Pomodo
HomeTeknologiBisnisSainsFinansial

Krisis RAM di Jepang: Softmap Minta Pelanggan Jual PC Lama Agar Pasokan Terbantu

Teknologi
Permainan Console, PC, Mobile dan VR
gaming-pc-console-mobile (3mo ago) gaming-pc-console-mobile (3mo ago)
14 Jan 2026
55 dibaca
2 menit
Krisis RAM di Jepang: Softmap Minta Pelanggan Jual PC Lama Agar Pasokan Terbantu

Rangkuman 15 Detik

Softmap Gaming mencari PC gaming bekas untuk mengatasi krisis RAM.
Krisis memori mengakibatkan kenaikan harga produk PC secara signifikan.
Permintaan untuk memori meningkat akibat kebutuhan industri Artificial Intelligence.
Toko Softmap Gaming di Akihabara, Tokyo, meminta pelanggan untuk menjual perlengkapan PC mereka sebagai solusi krisis pasokan RAM yang menyerang industri komputer. Rak-rak di toko tersebut hampir kosong karena kekurangan komponen ini. Permintaan ini dipublikasikan melalui media sosial perusahaan sebagai cara membantu mengumpulkan PC bekas. Softmap menjanjikan harga tinggi untuk PC bekas yang mereka beli, tanpa memandang jenis seperti desktop gaming, laptop, atau komputer biasa. Tindakan ini dilakukan karena kesulitan toko dalam memenuhi permintaan perangkat keras baru akibat terbatasnya stok RAM yang tersedia di pasar. Selain Softmap, beberapa toko lain di Jepang, seperti Tsukomo eX, juga membatasi pembelian kartu grafis tertentu untuk mengatur ketersediaan produk.
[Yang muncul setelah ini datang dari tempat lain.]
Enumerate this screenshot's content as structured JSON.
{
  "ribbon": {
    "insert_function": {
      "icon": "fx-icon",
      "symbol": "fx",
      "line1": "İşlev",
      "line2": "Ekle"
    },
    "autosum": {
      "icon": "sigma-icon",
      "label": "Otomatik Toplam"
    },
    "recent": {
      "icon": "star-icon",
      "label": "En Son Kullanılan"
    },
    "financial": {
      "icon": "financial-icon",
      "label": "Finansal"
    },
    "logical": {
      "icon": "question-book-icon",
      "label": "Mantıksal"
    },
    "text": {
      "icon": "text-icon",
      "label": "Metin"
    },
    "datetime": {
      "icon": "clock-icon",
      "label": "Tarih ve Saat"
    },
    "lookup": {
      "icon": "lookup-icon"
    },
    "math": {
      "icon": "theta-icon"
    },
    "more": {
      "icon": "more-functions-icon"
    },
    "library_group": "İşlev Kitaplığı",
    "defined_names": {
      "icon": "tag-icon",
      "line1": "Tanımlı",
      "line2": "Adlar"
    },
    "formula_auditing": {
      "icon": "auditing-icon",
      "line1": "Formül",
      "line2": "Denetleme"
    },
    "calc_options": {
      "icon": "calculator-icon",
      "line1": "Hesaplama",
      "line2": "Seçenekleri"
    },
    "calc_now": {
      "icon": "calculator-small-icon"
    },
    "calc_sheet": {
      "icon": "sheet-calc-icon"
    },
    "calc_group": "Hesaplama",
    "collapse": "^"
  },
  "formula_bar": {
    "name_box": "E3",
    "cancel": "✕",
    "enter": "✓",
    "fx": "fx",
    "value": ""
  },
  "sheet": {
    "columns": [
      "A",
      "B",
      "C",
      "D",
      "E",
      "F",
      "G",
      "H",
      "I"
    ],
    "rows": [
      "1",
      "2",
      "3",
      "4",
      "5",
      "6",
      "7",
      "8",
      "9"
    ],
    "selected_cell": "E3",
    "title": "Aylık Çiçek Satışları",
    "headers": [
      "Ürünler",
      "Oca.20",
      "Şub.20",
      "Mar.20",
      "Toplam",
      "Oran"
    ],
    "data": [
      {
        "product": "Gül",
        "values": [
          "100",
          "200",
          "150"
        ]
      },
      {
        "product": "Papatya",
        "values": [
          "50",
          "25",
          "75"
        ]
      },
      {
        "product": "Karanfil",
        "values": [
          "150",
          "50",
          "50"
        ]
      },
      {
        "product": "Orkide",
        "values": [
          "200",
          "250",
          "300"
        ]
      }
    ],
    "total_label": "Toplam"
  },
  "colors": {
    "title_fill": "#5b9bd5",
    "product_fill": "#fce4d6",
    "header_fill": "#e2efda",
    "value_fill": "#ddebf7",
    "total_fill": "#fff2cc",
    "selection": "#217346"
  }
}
Misalnya, setiap pelanggan hanya boleh membeli satu kartu grafis GeForce RTX 5060 Ti 16 GB atau Radeon RX 9000 ke atas dalam satu transaksi. Kenaikan harga DDR5 terbaru sangat signifikan, seperti Corsair Vengeance RGB DDR5-200 16GB (2x8GB) yang dijual hingga 235 US Dollar, naik dari harga normal sekitar 66 US Dollar hanya dalam beberapa bulan. Hal ini juga memperkirakan kenaikan harga pada PC rakitan serta kemungkinan penundaan peluncuran GPU generasi berikutnya. Masalah ini muncul lebih cepat dari perkiraan karena permintaan memori yang besar untuk mendukung industri Artificial Intelligence (AI). Pasokan yang terbatas dan permintaan tinggi membuat krisis ini semakin memburuk, mempengaruhi harga dan ketersediaan hardware komputer secara global.

Analisis Ahli

Mark Papermaster (CTO AMD)
Permintaan memori yang tiba-tiba melonjak karena AI memang menimbulkan tekanan besar pada rantai produksi semikonduktor, sehingga perlu kolaborasi industri untuk mempercepat produksi dan distribusi komponen kritis.
Lisa Su (CEO AMD)
Situasi ini menekankan pentingnya diversifikasi pasokan dan investasi pada teknologi memori baru agar industri tetap bisa memenuhi kebutuhan pasar yang terus berkembang.